Its the Moi day eve, fellows are excited. They have packed up the town, they wont go home, its holiday tomorrow so i also won't. I am gonna join them [the drinkers club].,I think i won't work 1 more second, so i get out to go somewhere, anywhere. I scroll my book wherever i can find the peoples. then they start calling, i reply with non commital voice. I want to freely choose with who and where i want to be.
I stupidly end up hanging with two guys who both don't know what position each hold in my life. They joke about it. One say he is miscellaneous. I don't confirm anything. Its not my business, yet i enjoy every minute of it, the tension,the silent competition. I do these things once in a while. I don't know if its ego stuff [maybe it is]

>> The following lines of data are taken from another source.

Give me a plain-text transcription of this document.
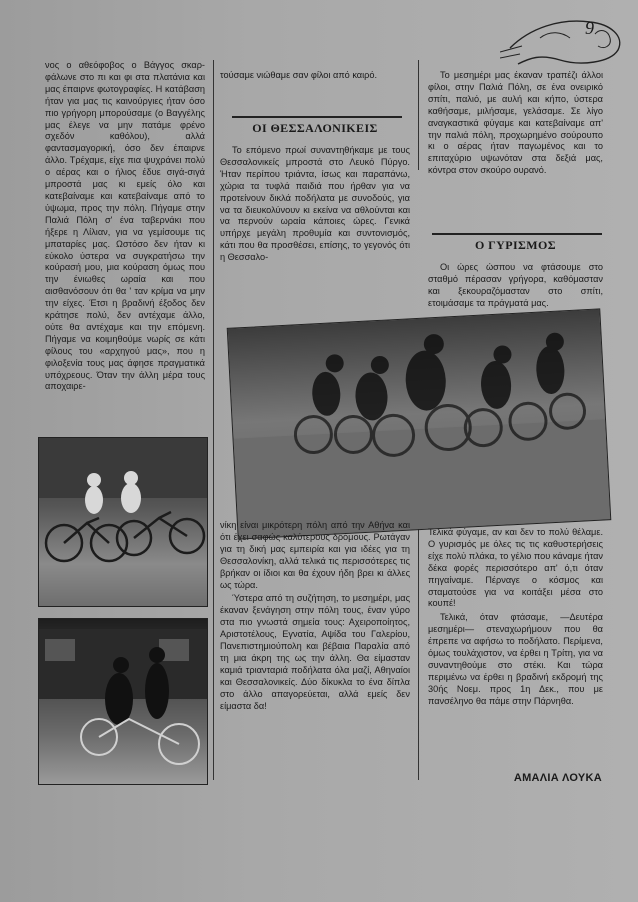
9

νος ο αθεόφοβος ο Βάγγος σκαρ-φάλωνε στο πι και φι στα πλατάνια και μας έπαιρνε φωτογραφίες. Η κατάβαση ήταν για μας τις καινούργιες ήταν όσο πιο γρήγορη μπορούσαμε (ο Βαγγέλης μας έλεγε να μην πατάμε φρένο σχεδόν καθόλου), αλλά φαντασμαγορική, όσο δεν έπαιρνε άλλο. Τρέχαμε, είχε πια ψυχράνει πολύ ο αέρας και ο ήλιος έδυε σιγά-σιγά μπροστά μας κι εμείς όλο και κατεβαίναμε και κατεβαίναμε από το ύψωμα, προς την πόλη. Πήγαμε στην Παλιά Πόλη σ' ένα ταβερνάκι που ήξερε η Λίλιαν, για να γεμίσουμε τις μπαταρίες μας. Ωστόσο δεν ήταν κι εύκολο ύστερα να συγκρατήσω την κούρασή μου, μια κούραση όμως που την ένιωθες ωραία και που αισθανόσουν ότι θα ' ταν κρίμα να μην την είχες. Έτσι η βραδινή έξοδος δεν κράτησε πολύ, δεν αντέχαμε άλλο, ούτε θα αντέχαμε και την επόμενη. Πήγαμε να κοιμηθούμε νωρίς σε κάτι φίλους του «αρχηγού μας», που η φιλοξενία τους μας άφησε πραγματικά υπόχρεους. Όταν την άλλη μέρα τους αποχαιρε-

τούσαμε νιώθαμε σαν φίλοι από καιρό.

ΟΙ ΘΕΣΣΑΛΟΝΙΚΕΙΣ

Το επόμενο πρωί συναντηθήκαμε με τους Θεσσαλονικείς μπροστά στο Λευκό Πύργο. Ήταν περίπου τριάντα, ίσως και παραπάνω, χώρια τα τυφλά παιδιά που ήρθαν για να προτείνουν δικλά ποδήλατα με συνοδούς, για να τα διευκολύνουν κι εκείνα να αθλούνται και να περνούν ωραία κάποιες ώρες. Γενικά υπήρχε μεγάλη προθυμία και συντονισμός, κάτι που θα προσθέσει, επίσης, το γεγονός ότι η Θεσσαλο-

Το μεσημέρι μας έκαναν τραπέζι άλλοι φίλοι, στην Παλιά Πόλη, σε ένα ονειρικό σπίτι, παλιό, με αυλή και κήπο, ύστερα καθήσαμε, μιλήσαμε, γελάσαμε. Σε λίγο αναγκαστικά φύγαμε και κατεβαίναμε απ' την παλιά πόλη, προχωρημένο σούρουπο κι ο αέρας ήταν παγωμένος και το επιταχύριο υψωνόταν στα δεξιά μας, κόντρα στον σκούρο ουρανό.

Ο ΓΥΡΙΣΜΟΣ

Οι ώρες ώσπου να φτάσουμε στο σταθμό πέρασαν γρήγορα, καθόμασταν και ξεκουραζόμασταν στο σπίτι, ετοιμάσαμε τα πράγματά μας.

νίκη είναι μικρότερη πόλη από την Αθήνα και ότι έχει σαφώς καλύτερους δρόμους. Ρωτάγαν για τη δική μας εμπειρία και για ιδέες για τη Θεσσαλονίκη, αλλά τελικά τις περισσότερες τις βρήκαν οι ίδιοι και θα έχουν ήδη βρει κι άλλες ως τώρα.

Ύστερα από τη συζήτηση, το μεσημέρι, μας έκαναν ξενάγηση στην πόλη τους, έναν γύρο στα πιο γνωστά σημεία τους: Αχειροποίητος, Αριστοτέλους, Εγνατία, Αψίδα του Γαλερίου, Πανεπιστημιούπολη και βέβαια Παραλία από τη μια άκρη της ως την άλλη. Θα είμασταν καμιά τριανταριά ποδήλατα όλα μαζί, Αθηναίοι και Θεσσαλονικείς. Δύο δίκυκλα το ένα δίπλα στο άλλο απαγορεύεται, αλλά εμείς δεν είμαστα δα!

Τελικά φύγαμε, αν και δεν το πολύ θέλαμε. Ο γυρισμός με όλες τις τις καθυστερήσεις είχε πολύ πλάκα, το γέλιο που κάναμε ήταν δέκα φορές περισσότερο απ' ό,τι όταν πηγαίναμε. Πέρναγε ο κόσμος και σταματούσε για να κοιτάξει μέσα στο κουπέ!

Τελικά, όταν φτάσαμε, —Δευτέρα μεσημέρι— στεναχωρήμουν που θα έπρεπε να αφήσω το ποδήλατο. Περίμενα, όμως τουλάχιστον, να έρθει η Τρίτη, για να συναντηθούμε στο στέκι. Και τώρα περιμένω να έρθει η βραδινή εκδρομή της 30ής Νοεμ. προς 1η Δεκ., που με πανσέληνο θα πάμε στην Πάρνηθα.

ΑΜΑΛΙΑ ΛΟΥΚΑ
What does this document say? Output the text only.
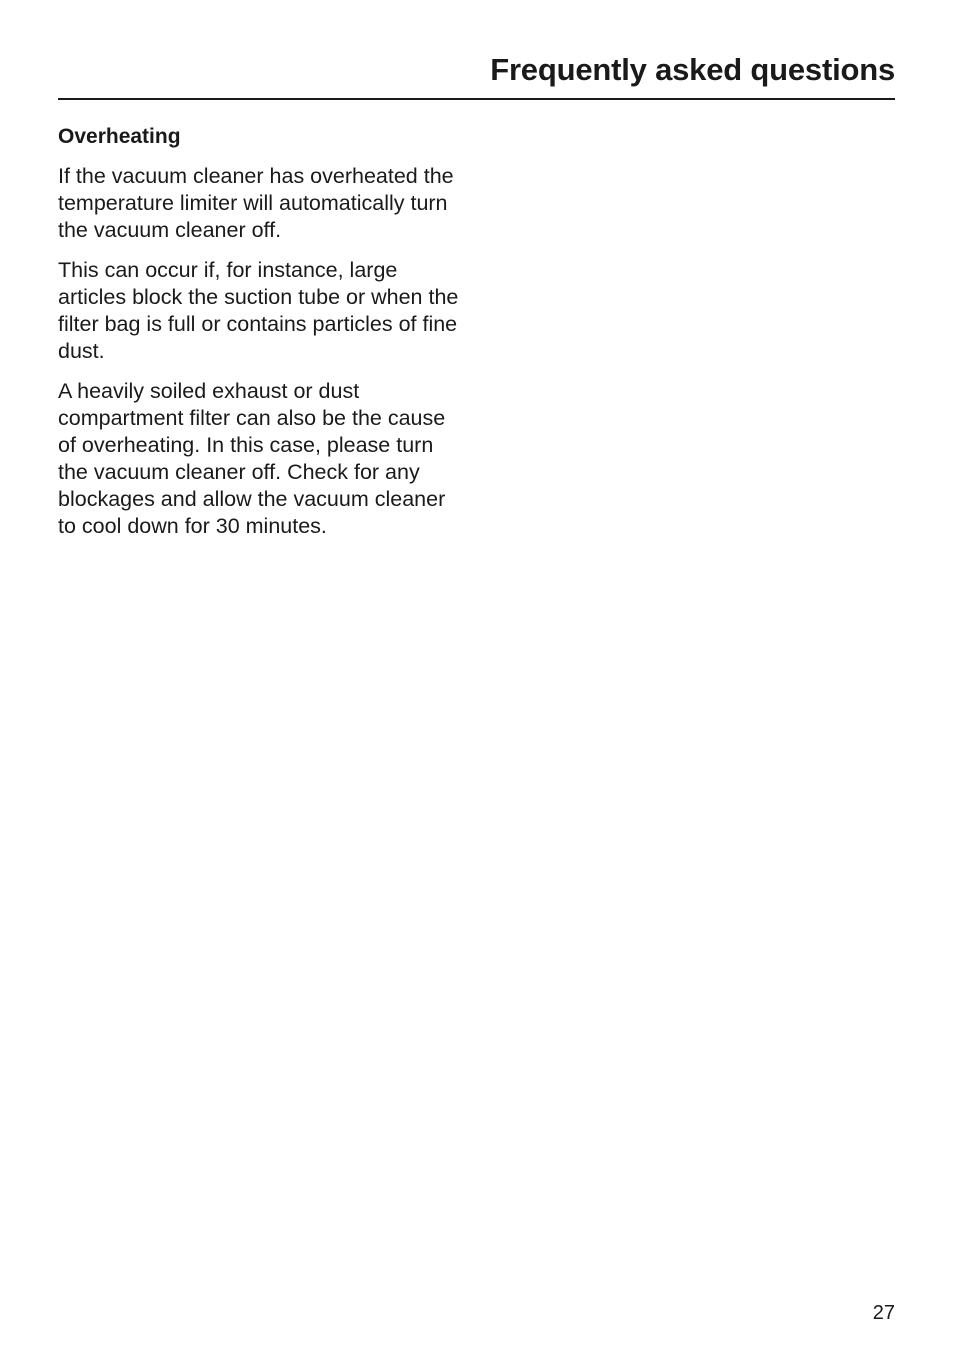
Frequently asked questions
Overheating

If the vacuum cleaner has overheated the temperature limiter will automatically turn the vacuum cleaner off.

This can occur if, for instance, large articles block the suction tube or when the filter bag is full or contains particles of fine dust.

A heavily soiled exhaust or dust compartment filter can also be the cause of overheating. In this case, please turn the vacuum cleaner off. Check for any blockages and allow the vacuum cleaner to cool down for 30 minutes.

27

I didn't mean to play any games
I am in another sneaky place where my boys might have some fun. They though won't concentrate on the fun. I am starting to get bored
The fun has not started.
The fun kinda start but as i said i am already bored. But i suddenly got energy. There is this song that makes me want to dance but the existing dancers are better than i. Considering also they have no fat content, so what is this i eat that i don't? Anyway the boys are getting interested in the dancers [phew].
I think these boys have forgotten all about me, now they have moved closer to the dancers and are looking at them with these hungry eyes. [now i know why men are the same]. I think i will text someone, to indicate i might just be bored. Ok i won't.

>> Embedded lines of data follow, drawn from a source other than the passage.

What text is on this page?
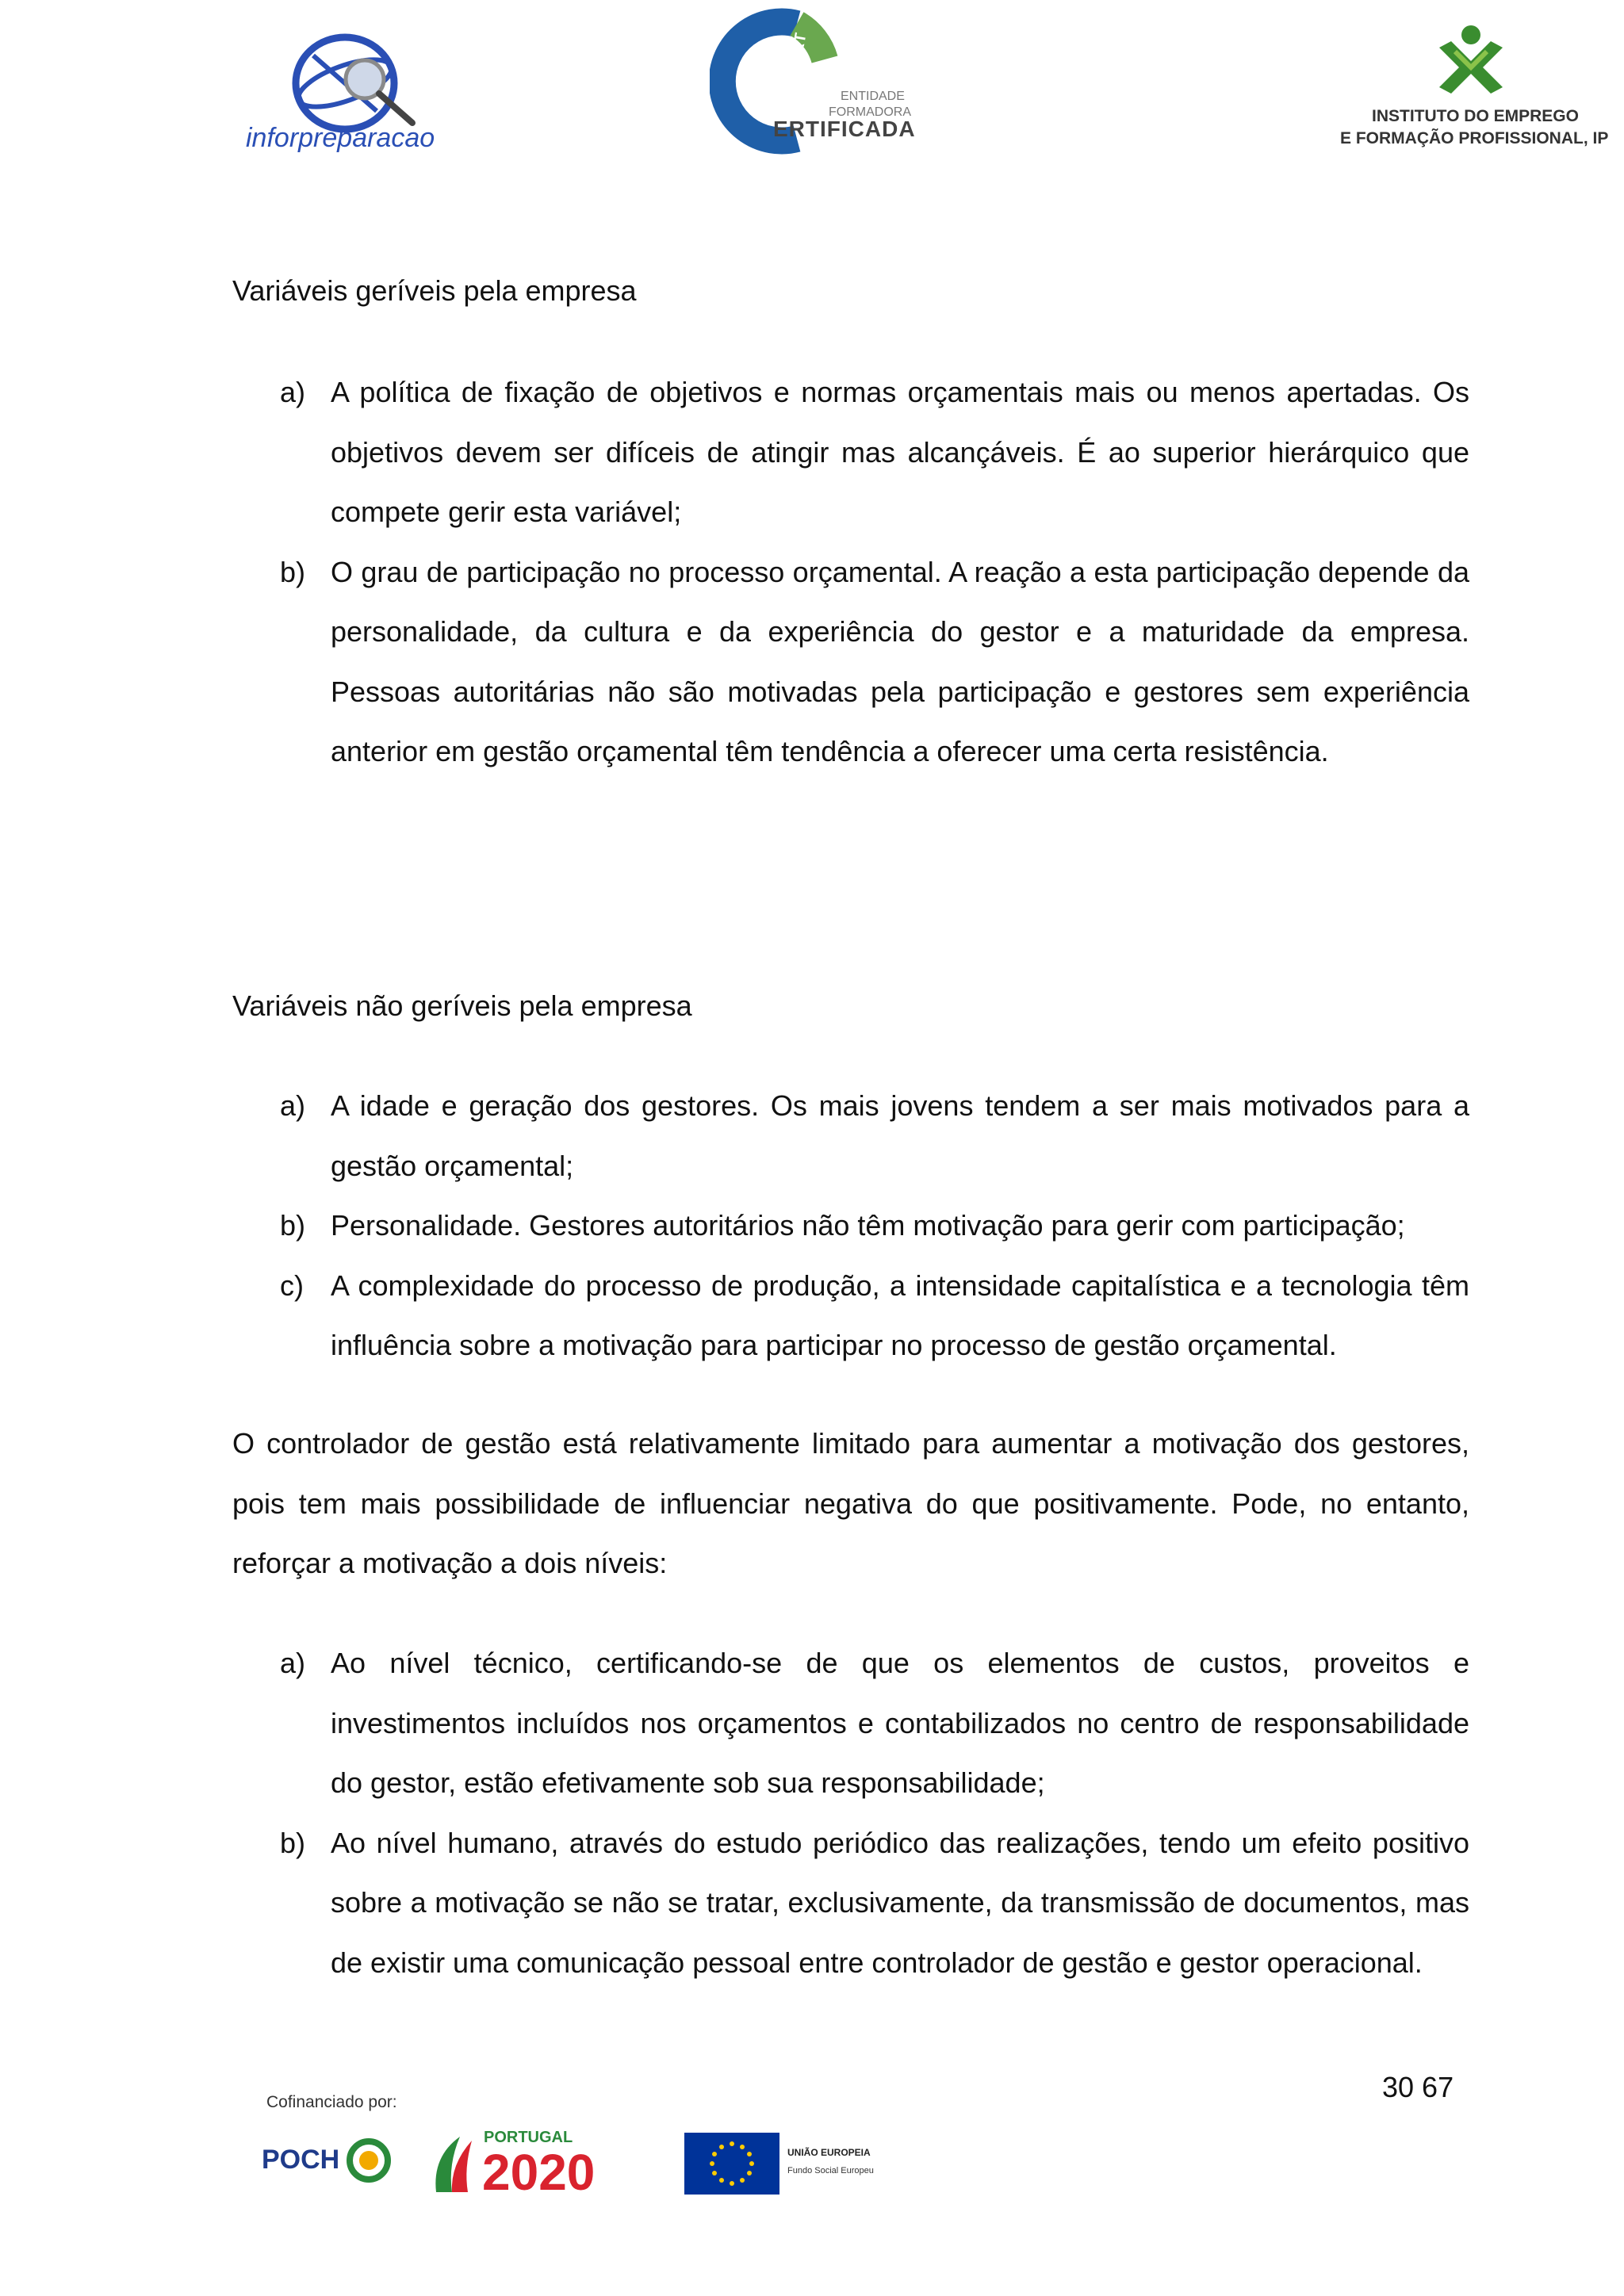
inforpreparacao
DGERT
ENTIDADE
FORMADORA
ERTIFICADA
INSTITUTO DO EMPREGO
E FORMAÇÃO PROFISSIONAL, IP
Variáveis geríveis pela empresa
a) A política de fixação de objetivos e normas orçamentais mais ou menos apertadas. Os objetivos devem ser difíceis de atingir mas alcançáveis. É ao superior hierárquico que compete gerir esta variável;
b) O grau de participação no processo orçamental. A reação a esta participação depende da personalidade, da cultura e da experiência do gestor e a maturidade da empresa. Pessoas autoritárias não são motivadas pela participação e gestores sem experiência anterior em gestão orçamental têm tendência a oferecer uma certa resistência.
Variáveis não geríveis pela empresa
a) A idade e geração dos gestores. Os mais jovens tendem a ser mais motivados para a gestão orçamental;
b) Personalidade. Gestores autoritários não têm motivação para gerir com participação;
c) A complexidade do processo de produção, a intensidade capitalística e a tecnologia têm influência sobre a motivação para participar no processo de gestão orçamental.
O controlador de gestão está relativamente limitado para aumentar a motivação dos gestores, pois tem mais possibilidade de influenciar negativa do que positivamente. Pode, no entanto, reforçar a motivação a dois níveis:
a) Ao nível técnico, certificando-se de que os elementos de custos, proveitos e investimentos incluídos nos orçamentos e contabilizados no centro de responsabilidade do gestor, estão efetivamente sob sua responsabilidade;
b) Ao nível humano, através do estudo periódico das realizações, tendo um efeito positivo sobre a motivação se não se tratar, exclusivamente, da transmissão de documentos, mas de existir uma comunicação pessoal entre controlador de gestão e gestor operacional.
30 67
Cofinanciado por:
POCH
PORTUGAL
2020	UNIÃO EUROPEIA
Fundo Social Europeu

I should be asleep but i am kinda very sacrificing so i let the boys have their fun. There is nothing funny about zerofat content gals.
I have had it. They are moving to the next level and i am not about to watch. Anyway there is so much evil in the air. I think i should never have come here in the first place. One of the boys has got himself good company. He is enjoying. He is not leaving he says, the show has just beg[a]un. I can't hold it anymore i sleep.
I start walking out
On my way home [yippee]. The driver is playing the Late Chibalonzas songs something about don't choose the devil and such things. I am remorseful and call Santa Maria for forgiveness for the things i have not done. The drinkers club is going home, they are all singing along"Yesu eeh nakupenda". I am touched.
I regret my actions from 1700hrs-0300hrs.